🤖 AI Summary
This work investigates the feasibility and fidelity of large-scale text-to-video (T2V) and image-to-video (I2V) models as simulators for multi-pedestrian trajectory generation. Addressing the lack of standardized evaluation, we propose the first systematic benchmark: a densely annotated crowd prompt set, enabling bird’s-eye-view 2D trajectory reconstruction from generated videos—without camera calibration—and alignment with ground-truth trajectories at the initial frame. Experiments reveal that state-of-the-art models implicitly capture plausible multi-agent interaction priors, producing intuitive dynamics such as collision avoidance and following. However, structural failures persist, including person merging, abrupt appearance/disappearance, and spatial inconsistency.
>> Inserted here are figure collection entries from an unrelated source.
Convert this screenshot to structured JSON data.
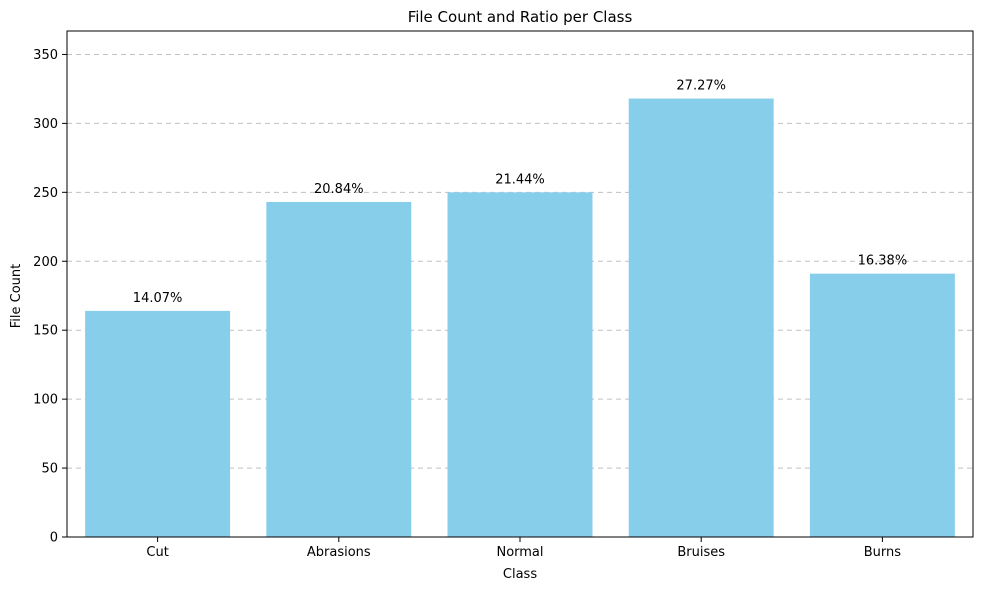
{
  "chart_data": {
    "type": "bar",
    "title": "File Count and Ratio per Class",
    "xlabel": "Class",
    "ylabel": "File Count",
    "categories": [
      "Cut",
      "Abrasions",
      "Normal",
      "Bruises",
      "Burns"
    ],
    "values": [
      164,
      243,
      250,
      318,
      191
    ],
    "data_labels": [
      "14.07%",
      "20.84%",
      "21.44%",
      "27.27%",
      "16.38%"
    ],
    "ylim": [
      0,
      367
    ],
    "yticks": [
      0,
      50,
      100,
      150,
      200,
      250,
      300,
      350
    ],
    "grid": "y-dashed",
    "bar_color": "#87ceeb",
    "grid_color": "#c0c0c0"
  }
}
Our study is the first to empirically validate video diffusion models for crowd behavior simulation, establishing a reproducible, trajectory-based evaluation framework. This benchmark bridges generative modeling and behavioral simulation, offering a novel pathway toward improving physical plausibility and social coherence in video generation.
📝 Abstract
Large-scale video generation models have demonstrated high visual realism in diverse contexts, spurring interest in their potential as general-purpose world simulators. Existing benchmarks focus on individual subjects rather than scenes with multiple interacting people. However, the plausibility of multi-agent dynamics in generated videos remains unverified. We propose a rigorous evaluation protocol to benchmark text-to-video (T2V) and image-to-video (I2V) models as implicit simulators of pedestrian dynamics. For I2V, we leverage start frames from established datasets to enable comparison with a ground truth video dataset. For T2V, we develop a prompt suite to explore diverse pedestrian densities and interactions. A key component is a method to reconstruct 2D bird's-eye view trajectories from pixel-space without known camera parameters. Our analysis reveals that leading models have learned surprisingly effective priors for plausible multi-agent behavior. However, failure modes like merging and disappearing people highlight areas for future improvement.